Così il segretario nazionale Nursind interviene sul ddl attualmente all'esame della commissione Sanità del Senato. "Si dovrebbero estendere gli obblighi di carattere informativo previsti in capo agli intermediari per le polizze singole anche alle polizze collettive ed eliminare la possibilità di 'inglobare' all’interno di una quota associativa di qualsiasi tipo il premio assicurativo della polizza senza che la composizione del costo sia nota all’Assicurato".

"In merito al Ddl sulla responsabilità professionale in discussione al Senato, desideriamo porre a dibattito un aspetto sulle assicurazioni che, a nostro parere, è di rilievo per la maggior tutela dell’assicurato, cioè del professionista.
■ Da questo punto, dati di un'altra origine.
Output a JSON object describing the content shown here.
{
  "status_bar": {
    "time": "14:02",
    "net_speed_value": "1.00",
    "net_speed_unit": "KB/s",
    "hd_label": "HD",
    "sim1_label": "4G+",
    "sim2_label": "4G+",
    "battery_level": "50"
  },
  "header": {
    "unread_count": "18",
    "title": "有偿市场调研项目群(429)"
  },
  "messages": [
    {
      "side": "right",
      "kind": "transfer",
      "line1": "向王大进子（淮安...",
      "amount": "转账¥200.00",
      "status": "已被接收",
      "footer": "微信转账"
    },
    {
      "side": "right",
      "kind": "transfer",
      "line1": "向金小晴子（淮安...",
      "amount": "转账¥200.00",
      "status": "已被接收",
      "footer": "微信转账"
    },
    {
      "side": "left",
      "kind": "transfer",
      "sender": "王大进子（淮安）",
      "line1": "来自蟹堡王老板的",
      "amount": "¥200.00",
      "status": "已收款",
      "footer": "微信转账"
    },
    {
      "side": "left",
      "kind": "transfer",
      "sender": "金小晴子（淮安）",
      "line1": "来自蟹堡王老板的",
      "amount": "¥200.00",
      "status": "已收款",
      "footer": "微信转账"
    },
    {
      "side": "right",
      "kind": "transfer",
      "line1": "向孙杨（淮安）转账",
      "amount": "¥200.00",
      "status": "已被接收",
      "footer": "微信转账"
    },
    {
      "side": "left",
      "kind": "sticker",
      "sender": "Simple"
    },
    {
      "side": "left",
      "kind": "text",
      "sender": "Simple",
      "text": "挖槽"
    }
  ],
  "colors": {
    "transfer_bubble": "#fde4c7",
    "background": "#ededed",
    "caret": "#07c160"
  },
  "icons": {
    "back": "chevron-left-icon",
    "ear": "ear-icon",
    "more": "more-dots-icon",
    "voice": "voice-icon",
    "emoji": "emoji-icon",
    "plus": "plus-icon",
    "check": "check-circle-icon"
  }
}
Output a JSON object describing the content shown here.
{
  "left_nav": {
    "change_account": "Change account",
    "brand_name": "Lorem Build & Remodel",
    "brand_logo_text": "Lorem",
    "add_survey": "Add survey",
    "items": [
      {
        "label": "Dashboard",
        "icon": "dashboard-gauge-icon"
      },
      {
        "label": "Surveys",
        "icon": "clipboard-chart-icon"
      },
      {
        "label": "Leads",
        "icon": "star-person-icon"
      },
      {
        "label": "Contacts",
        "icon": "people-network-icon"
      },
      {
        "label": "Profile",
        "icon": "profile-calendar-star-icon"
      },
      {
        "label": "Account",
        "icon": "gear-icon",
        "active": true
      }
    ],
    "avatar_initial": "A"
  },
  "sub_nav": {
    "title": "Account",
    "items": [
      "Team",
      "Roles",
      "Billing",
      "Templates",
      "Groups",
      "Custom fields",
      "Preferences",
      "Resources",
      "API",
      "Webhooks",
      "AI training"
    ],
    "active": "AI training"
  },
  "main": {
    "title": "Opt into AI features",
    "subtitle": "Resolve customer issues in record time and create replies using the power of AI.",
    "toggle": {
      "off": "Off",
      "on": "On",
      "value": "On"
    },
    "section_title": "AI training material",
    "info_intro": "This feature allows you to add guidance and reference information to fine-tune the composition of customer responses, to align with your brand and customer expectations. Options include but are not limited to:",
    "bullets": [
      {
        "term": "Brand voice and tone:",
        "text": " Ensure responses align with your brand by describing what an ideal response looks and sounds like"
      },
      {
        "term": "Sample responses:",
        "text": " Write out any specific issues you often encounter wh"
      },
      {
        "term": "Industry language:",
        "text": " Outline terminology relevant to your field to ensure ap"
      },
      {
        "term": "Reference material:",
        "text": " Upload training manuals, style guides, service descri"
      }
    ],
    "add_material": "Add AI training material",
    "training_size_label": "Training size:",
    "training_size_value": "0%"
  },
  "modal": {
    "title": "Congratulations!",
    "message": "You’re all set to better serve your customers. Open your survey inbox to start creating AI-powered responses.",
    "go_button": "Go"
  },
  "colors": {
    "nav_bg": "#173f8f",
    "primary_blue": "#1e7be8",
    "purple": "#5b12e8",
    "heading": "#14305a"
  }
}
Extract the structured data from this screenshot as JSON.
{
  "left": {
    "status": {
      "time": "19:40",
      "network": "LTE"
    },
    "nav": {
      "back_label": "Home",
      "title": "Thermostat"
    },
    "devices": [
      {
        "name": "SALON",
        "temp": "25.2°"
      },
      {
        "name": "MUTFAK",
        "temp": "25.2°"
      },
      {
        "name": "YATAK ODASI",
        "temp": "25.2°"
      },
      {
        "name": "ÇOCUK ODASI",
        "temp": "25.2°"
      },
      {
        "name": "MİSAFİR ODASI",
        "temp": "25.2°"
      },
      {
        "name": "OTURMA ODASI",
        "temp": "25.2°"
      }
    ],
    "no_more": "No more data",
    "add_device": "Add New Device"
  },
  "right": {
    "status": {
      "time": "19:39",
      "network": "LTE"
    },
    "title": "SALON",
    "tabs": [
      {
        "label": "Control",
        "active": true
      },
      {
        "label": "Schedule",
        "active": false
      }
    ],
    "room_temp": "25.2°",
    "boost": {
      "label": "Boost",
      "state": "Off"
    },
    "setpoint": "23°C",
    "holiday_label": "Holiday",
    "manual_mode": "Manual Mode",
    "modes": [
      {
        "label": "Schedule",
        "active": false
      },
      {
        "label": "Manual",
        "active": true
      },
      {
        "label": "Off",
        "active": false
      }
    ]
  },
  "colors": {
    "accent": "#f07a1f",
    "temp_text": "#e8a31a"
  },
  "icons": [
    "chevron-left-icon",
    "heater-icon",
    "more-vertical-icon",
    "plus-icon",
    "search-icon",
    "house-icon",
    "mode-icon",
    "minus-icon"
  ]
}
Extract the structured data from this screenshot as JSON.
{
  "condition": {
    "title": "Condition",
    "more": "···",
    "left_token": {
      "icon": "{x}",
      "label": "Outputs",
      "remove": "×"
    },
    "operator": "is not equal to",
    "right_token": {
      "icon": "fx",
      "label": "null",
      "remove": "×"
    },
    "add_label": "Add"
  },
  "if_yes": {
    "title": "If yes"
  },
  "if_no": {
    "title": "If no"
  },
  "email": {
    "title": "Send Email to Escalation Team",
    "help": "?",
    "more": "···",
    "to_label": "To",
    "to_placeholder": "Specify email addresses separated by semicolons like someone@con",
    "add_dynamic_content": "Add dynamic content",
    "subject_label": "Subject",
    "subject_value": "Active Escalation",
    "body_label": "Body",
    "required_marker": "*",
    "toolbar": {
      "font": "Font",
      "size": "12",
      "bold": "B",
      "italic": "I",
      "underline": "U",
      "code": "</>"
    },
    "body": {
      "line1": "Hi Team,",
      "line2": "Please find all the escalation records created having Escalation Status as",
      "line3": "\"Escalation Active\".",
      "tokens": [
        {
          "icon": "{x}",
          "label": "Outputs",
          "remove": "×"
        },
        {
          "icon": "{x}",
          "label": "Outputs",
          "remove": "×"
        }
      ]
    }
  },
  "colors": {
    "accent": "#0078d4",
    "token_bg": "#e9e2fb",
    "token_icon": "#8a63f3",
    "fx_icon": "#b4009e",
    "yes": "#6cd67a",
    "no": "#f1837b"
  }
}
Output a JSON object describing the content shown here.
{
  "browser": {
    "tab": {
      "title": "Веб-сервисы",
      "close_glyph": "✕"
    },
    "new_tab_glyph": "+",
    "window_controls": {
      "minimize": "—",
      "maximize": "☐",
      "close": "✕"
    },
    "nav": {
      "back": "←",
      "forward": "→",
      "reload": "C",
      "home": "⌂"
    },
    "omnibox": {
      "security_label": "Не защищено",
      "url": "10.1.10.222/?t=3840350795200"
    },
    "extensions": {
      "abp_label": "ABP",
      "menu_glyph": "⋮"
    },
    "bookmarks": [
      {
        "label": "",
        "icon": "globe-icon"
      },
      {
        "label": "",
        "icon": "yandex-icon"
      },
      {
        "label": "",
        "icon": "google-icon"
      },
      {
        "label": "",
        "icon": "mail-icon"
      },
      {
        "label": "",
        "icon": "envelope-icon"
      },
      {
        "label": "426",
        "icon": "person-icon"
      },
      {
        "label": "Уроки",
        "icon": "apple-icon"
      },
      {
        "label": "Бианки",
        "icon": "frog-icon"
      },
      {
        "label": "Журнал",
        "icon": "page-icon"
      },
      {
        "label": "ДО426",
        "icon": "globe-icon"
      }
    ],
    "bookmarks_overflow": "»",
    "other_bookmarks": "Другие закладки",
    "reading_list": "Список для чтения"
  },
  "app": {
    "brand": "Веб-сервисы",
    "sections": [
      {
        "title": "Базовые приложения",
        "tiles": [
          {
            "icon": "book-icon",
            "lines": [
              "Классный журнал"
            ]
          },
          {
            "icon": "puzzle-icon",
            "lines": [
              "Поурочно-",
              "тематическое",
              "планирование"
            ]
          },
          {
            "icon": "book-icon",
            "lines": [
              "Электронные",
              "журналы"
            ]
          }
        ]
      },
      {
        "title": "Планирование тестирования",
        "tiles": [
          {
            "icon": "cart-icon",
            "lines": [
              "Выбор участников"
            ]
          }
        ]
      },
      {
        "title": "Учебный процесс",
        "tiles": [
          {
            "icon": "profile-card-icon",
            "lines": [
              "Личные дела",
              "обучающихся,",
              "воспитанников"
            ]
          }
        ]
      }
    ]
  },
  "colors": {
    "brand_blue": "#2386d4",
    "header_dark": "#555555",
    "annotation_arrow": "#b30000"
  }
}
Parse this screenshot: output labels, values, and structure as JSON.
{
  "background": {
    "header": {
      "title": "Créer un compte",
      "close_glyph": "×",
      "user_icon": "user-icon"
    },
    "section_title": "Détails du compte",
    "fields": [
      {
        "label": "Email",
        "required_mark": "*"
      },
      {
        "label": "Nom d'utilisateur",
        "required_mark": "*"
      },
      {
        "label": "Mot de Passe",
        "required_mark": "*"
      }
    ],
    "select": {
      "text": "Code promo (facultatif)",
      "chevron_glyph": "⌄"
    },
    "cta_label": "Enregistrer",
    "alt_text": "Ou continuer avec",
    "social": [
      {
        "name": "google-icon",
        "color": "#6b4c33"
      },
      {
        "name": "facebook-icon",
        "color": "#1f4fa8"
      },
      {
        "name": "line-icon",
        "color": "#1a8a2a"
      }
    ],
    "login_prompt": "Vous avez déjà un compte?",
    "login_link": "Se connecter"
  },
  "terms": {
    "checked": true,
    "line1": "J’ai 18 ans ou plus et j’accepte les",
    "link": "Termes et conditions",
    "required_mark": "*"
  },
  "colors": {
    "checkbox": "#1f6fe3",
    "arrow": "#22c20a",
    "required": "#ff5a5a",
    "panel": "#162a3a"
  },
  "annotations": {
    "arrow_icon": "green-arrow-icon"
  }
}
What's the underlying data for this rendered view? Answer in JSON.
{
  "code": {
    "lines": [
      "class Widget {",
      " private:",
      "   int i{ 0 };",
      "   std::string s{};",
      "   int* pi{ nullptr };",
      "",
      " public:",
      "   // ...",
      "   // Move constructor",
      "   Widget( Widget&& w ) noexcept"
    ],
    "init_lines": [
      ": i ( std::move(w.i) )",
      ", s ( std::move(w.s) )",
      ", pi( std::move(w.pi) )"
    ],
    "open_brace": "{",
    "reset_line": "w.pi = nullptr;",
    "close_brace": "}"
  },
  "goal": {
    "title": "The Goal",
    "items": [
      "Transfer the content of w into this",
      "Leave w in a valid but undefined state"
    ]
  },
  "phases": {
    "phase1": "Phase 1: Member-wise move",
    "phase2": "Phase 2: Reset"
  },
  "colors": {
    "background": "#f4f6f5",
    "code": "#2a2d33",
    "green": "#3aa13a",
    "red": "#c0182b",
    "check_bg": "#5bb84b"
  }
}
Il Ddl in esame, lo ricordiamo, prevede all’art. 10 l’obbligo di dotarsi di una copertura assicurativa a proprio carico. Come noto, il contratto di assicurazione prevede l’esistenza di due soggetti, Assicurato e Contraente, che non necessariamente coincidono". Così il segretario nazionale Nursind, Andrea Bottega, interviene sull'articolo 10 (obbligo di assicurazione) del disegno di legge sulla responsabilità professionale attualmente all'esame della commissione Sanità del Senato.
 
"Il Contraente è colui che stipula il contratto, ovvero colui che manifesta la volontà negoziale e assume l’obbligazione del pagamento del premio, mentre l’assicurato è la persona titolare dell’interesse esposto al rischio, in sostanza la persona il cui interesse è messo al sicuro, in tutto o in parte, dal contratto di assicurazione. L’assicurato non è parte del contratto ma è parte del rapporto assicurativo che nasce dal contratto", spiega Bottega.
 
"Il Codice delle Assicurazioni (D.Lgs 7/9/2005 n. 209) definisce delle regole di comportamento a cui gli intermediari debbono attenersi che trovano il loro fondamento nella volontà di proteggere il soggetto economicamente più debole nel rapporto e nella volontà di determinare delle scelte di acquisto consapevoli nella platea di acquirenti di prodotti assicurativi. Gran parte di queste regole di comportamento impongono in capo agli intermediari l’obbligo di fornire informazioni nella fase precontrattuale in cui viene appunto a consolidarsi la volontà a contrarre, altre regole di comportamento disciplinano poi la vendita a distanza. Queste informazioni – prosegue il segretario Nursind – oltre a riguardare le caratteristiche del prodotto assicurativo oggetto della transazione e la sua adeguatezza al rischio in esame, riguardano anche l’intermediario stesso, la sua veste (Agente o Broker) e le eventuali situazioni di conflitto di interesse".
 
"Su tutta questa materia esistono regolamenti attuativi emanati dall’Ente di Vigilanza preposto – IVASS. Il mercato propone sostanzialmente due schemi con cui è possibile collocare coperture assicurative: esistono polizze stipulate in forma collettiva e polizze stipulate in forma singola. Nelle polizze singole di Responsabilità Civile Professionale  – aggiunge – le figure di Assicurato e Contraente coincidono, mentre nelle collettive esiste un soggetto che assume la funzione di Contraente (tipicamente associazioni, società scientifiche, sindacati …) e la platea degli aderenti assume quindi il ruolo di assicurati: il soggetto il cui interesse è protetto dall’assicurazione. Gli obblighi di informazione precontrattuale e di verifica di adeguatezza posti dal Codice delle Assicurazioni in capo agli intermediari sono tutti rivolti al Contraente del contratto, per cui gli intermediari oggi non si trovano in situazioni potenzialmente sanzionabili se omettono alcuni elementi di carattere informativo nel rapporto intrattenuto con gli assicurati".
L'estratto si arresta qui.